Friday, July 20, 2018
I had a very good sleep and I woke up at 6 am, well rested. I packed up my things while trying to ward off the mosquitos. I must have looked like I was performing the Russian slap dance while I was trying to pack but I eventually packed everything back on the bike and I was on the road by 7 am. I headed west on Front street, which is also known as the Waterfront trail. With a bit of a tailwind, I was able to make faster progress. I rode to Port Rowan and arrived at Uncle’s Country Kitchen at 8:30 for a very good breakfast and a chance to finish and post my journal for the previous day.

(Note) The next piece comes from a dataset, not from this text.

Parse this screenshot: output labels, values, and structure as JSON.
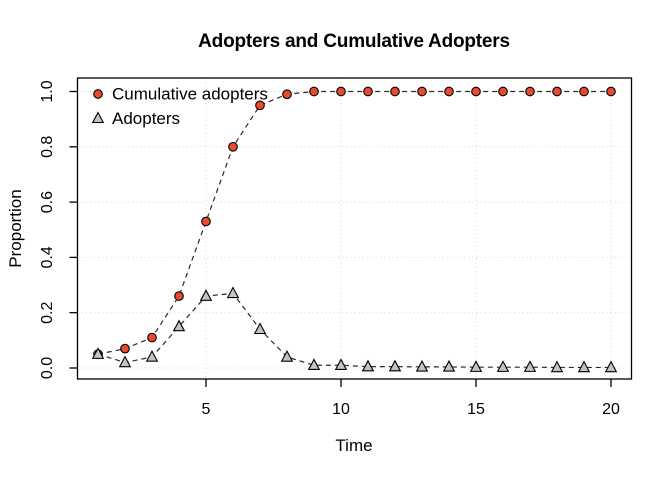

I left the restaurant and I drove to my cousin’s house in Port Rowan and I arrived there at 10 am. I visited my cousins Toni Penner and Hilda Thiessen as well as Hilda’s husband Bill and their two daughters Monica and Helga for a couple of hours. We solved all of the worlds problems and discussed a variety of topics in the 2 1/2 hours I was there. After having way too much to eat ( including the ice cream ) and drink, I was back on the road by 12:30.
The route had more hills and my speed varied from 53 km/hr down the hills to 5 km/hr at the end of the climbs. At one point the mosquitos attacked me as I was slowly climbing up one of the hills and it was quite a challenge trying to slap them while also trying to make forward progress. At 5 km/hr, I felt like Arty Johnson of LaughIn. I was just on the verge of tipping over, especially with the excess weight on my back wheel. My guess is that I have about 50 pounds in the bags.
I have seen a lot of wheat, corn and soya crops, but I have also seen a number of other crops. It was the Dill crops that I found most interesting.
When I reached Port Burwell, I stopped for a while to take pictures of the beach area,
and the submarine that is part of the Marine museum
Of course when I saw the ‘ Simply Scoops ‘ ice cream shop, I had to stop for a scoop!
With a bit of a tailwind for most of the ride, I was able to make good time as I headed to Port Stanley. I arrived in the Port Bruce area on the Jamestown line and I was about to turn onto the road to take me across the bridge but it was closed for repair so I headed to the southern bridge, which was physically gone. The town was in the process of building a replacement bridge nearby but it was far from ready for use. The detour added 27 kms to my travel towards Port Stanley. As I got near the bridge on Highway 45, it started to rain and I broke out laughing as I was lumbering up the steep incline on the other side of the bridge while it was raining when the song ” Raindrops keep falling on my head ” started to play on my iPod. Timing is everything.
When I was almost back to the other side of the missing bridges, I checked my route and I found that Port Stanley would be somewhat out of the way for going to the Leamington area. I also noticed that there didn’t seem to be any good campsites in the area, and since it was supposed to rain in the evening, I opted to get a hotel room in St. Thomas and I changed my route.
At 6 pm, I arrived at the Comfort Inn in St Thomas that I had selected and I was able to get a room for the night.
It was a very long day and I was wet and tired, so it felt very good to take a shower and get a bite to eat at Smitty’s Backyard Burgers. The burger was as good as the ones I have eaten at the Tiki bar in Ft. Meyers. The meat was excellent and mine was enhanced with jalapeños, hot peppers, habenero sauce and hot mustard. It was raining again as I walked about a km to the restaurant and back to the hotel.
Day 3 – Port Rowan to St Thomas:
Distance Travelled: 116 km
Travel Time: 6 hrs 20 min
Conditions: mid 20-28 C ( 68 – 82 F ) Sunny, partly cloudy and some rain at the end of the day.
Accommodations: Comfort Inn in St Thomas ( $106 )
2 thoughts on “Day 3 – Port Dover to Port Stanley”
What are the long rows of green plants growing in the sand? Is that for beach protection?
James. That is the dill. They grow it in sand. I’ve never seen dill grown commercially.